After this short introduction to some of the challenges involved in designing for ADHD-patients, we were asked to fly up above the sandbox to sit down and listen to Viola’s more theoretical presentation of using SL. Viola and Milo explained that it was on purpose they had chosen to place this part up in the air to illustrate the common perception of Theory, and as one of the other students subsequently noted it was hard not to think of Aristophanes’ “The Clouds” ;-)

Scaffolding (as depicted in the slide above) was one of the key words in Viola and Milo’s analysis, and in a related manner, they referred to a model illustrating the stages of learners’ participation in virtual worlds created by Dr. Mark Childs as part of his PhD dissertation. Childs visited the class in-world as Gann McGann on January 3rd, and his thoughts on avatar identity, presence, and embodiment really seem to have influenced the students (and me!).


Gann McGann and one of his alts visiting the MIL Class.


Childs’ model in the horizon …

Back on the ground in the sandbox, Milo and Viola walked us through some of the designs/objects they had considered as part of their teaching and learning design for this particular target group. ADHD-patients tend to become frustrated if their daily routines are disrupted, it is not a target group that handles change well, and as an example one of Viola’s pupils demanded there be a clock in a classroom – otherwise she wouldn’t enter the room.


Chess with its meticulous rules appeal to some ADHD-patients, and strengthen their ability to stay focused. Many ADHD-patients also need private space, even when in a social space, and the tipi in the background could accommodate this need.


In the next part of their session, Milo and Viola divided us into three teams, Red, Blue, and Yellow, and we were asked to enter the similar colored boxes/spaces set up in the south end of the sandbox. We all got note cards with case-scenarios each describing someone with ADHD. Our task in the boxes was to identify learner needs and write them in a shared document.


Petter and I writing in the typewith.me-doc that was shared among the 3 groups enabling us to see real time what the other groups were writing.

One of the concerns Milo and Viola expressed with regard to using SL in relation to their specific target group was the amount of information that the SL-user constantly is expected to cope with. To exemplify this they asked us to go to a freebie store and see if we could find and buy some doors ….


A typical example of a Freebies Store

and another example, which also includes sounds and animations  Tropical Paradise Designs


Lots of screen info – tuff .. not only for ADHD-patients …

Next stop on the tour was the holodeck on the Danish Vision island. In the setting below ADHD-patients could practice social and communication skills in a safe environment.

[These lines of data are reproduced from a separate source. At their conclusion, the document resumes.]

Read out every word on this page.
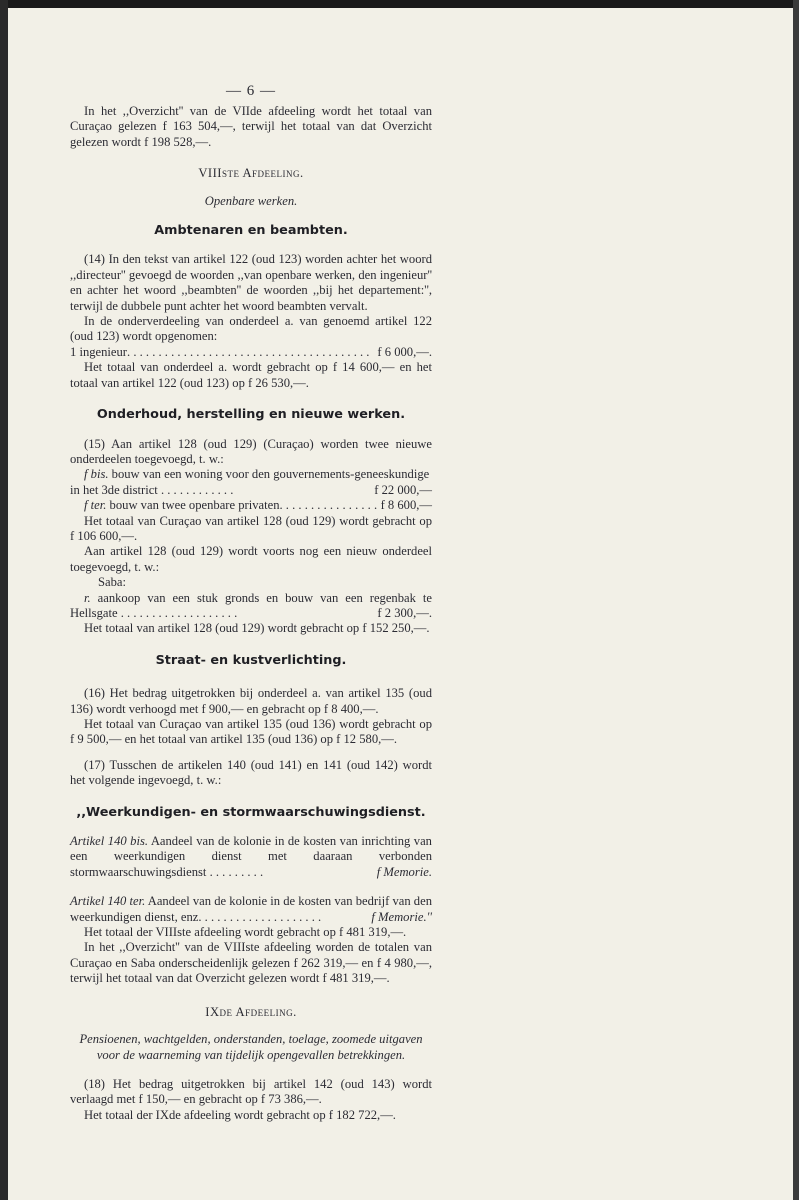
— 6 —

In het ,,Overzicht'' van de VIIde afdeeling wordt het totaal van Curaçao gelezen f 163 504,—, terwijl het totaal van dat Overzicht gelezen wordt f 198 528,—.

VIIIste Afdeeling.

Openbare werken.

Ambtenaren en beambten.

(14) In den tekst van artikel 122 (oud 123) worden achter het woord ,,directeur'' gevoegd de woorden ,,van openbare werken, den ingenieur'' en achter het woord ,,beambten'' de woorden ,,bij het departement:'', terwijl de dubbele punt achter het woord beambten vervalt.

In de onderverdeeling van onderdeel a. van genoemd artikel 122 (oud 123) wordt opgenomen:

1 ingenieur . . .	f 6 000,—.

Het totaal van onderdeel a. wordt gebracht op f 14 600,— en het totaal van artikel 122 (oud 123) op f 26 530,—.

Onderhoud, herstelling en nieuwe werken.

(15) Aan artikel 128 (oud 129) (Curaçao) worden twee nieuwe onderdeelen toegevoegd, t. w.:

f bis. bouw van een woning voor den gouvernements-geneeskundige in het 3de district . . . . . . . . . . . .	f 22 000,—
f ter. bouw van twee openbare privaten . . .	f 8 600,—

Het totaal van Curaçao van artikel 128 (oud 129) wordt gebracht op f 106 600,—.

Aan artikel 128 (oud 129) wordt voorts nog een nieuw onderdeel toegevoegd, t. w.:

Saba:

r. aankoop van een stuk gronds en bouw van een regenbak te Hellsgate . . . . . . . . . . . . . . . . . . .	f 2 300,—.

Het totaal van artikel 128 (oud 129) wordt gebracht op f 152 250,—.

Straat- en kustverlichting.

(16) Het bedrag uitgetrokken bij onderdeel a. van artikel 135 (oud 136) wordt verhoogd met f 900,— en gebracht op f 8 400,—.

Het totaal van Curaçao van artikel 135 (oud 136) wordt gebracht op f 9 500,— en het totaal van artikel 135 (oud 136) op f 12 580,—.

(17) Tusschen de artikelen 140 (oud 141) en 141 (oud 142) wordt het volgende ingevoegd, t. w.:

,,Weerkundigen- en stormwaarschuwingsdienst.

Artikel 140 bis. Aandeel van de kolonie in de kosten van inrichting van een weerkundigen dienst met daaraan verbonden stormwaarschuwingsdienst . . . . . . . . .	f Memorie.
Artikel 140 ter. Aandeel van de kolonie in de kosten van bedrijf van den weerkundigen dienst, enz. . . . . . . . . . . . . . . . . . . .	f Memorie.''

Het totaal der VIIIste afdeeling wordt gebracht op f 481 319,—.

In het ,,Overzicht'' van de VIIIste afdeeling worden de totalen van Curaçao en Saba onderscheidenlijk gelezen f 262 319,— en f 4 980,—, terwijl het totaal van dat Overzicht gelezen wordt f 481 319,—.

IXde Afdeeling.

Pensioenen, wachtgelden, onderstanden, toelage, zoomede uitgaven voor de waarneming van tijdelijk opengevallen betrekkingen.

(18) Het bedrag uitgetrokken bij artikel 142 (oud 143) wordt verlaagd met f 150,— en gebracht op f 73 386,—.

Het totaal der IXde afdeeling wordt gebracht op f 182 722,—.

We ended the tour visiting the Al Andalus Mezquita, which could be used in teaching more general life skill and as a setting for discussing different perspectives on culture, religion, life, and death.


Al Andalus Mezquita

Finally we all went back to the sandbox for the feedback session. Through this highly packed program Milo and Viola splendidly showed how the space in SL can be transformed into meaningful teaching and learning places, and we all appreciated their effort to use different features in the environment such as audio-visuals and shared media. The connection between pedagogic underpinnings and practical use of the medium was very strong and well reflected. Furthermore, Milo and Viola clearly demonstrated how an educational setting could be designed with free objects found in various freebie shops in-world.

This was the fourth and final student presentation in the course – and I do think that Milo and Viola managed to leave us all with a very good impression of the teaching and learning potentials of SL – not only in relation to ADHD-patients, but in general.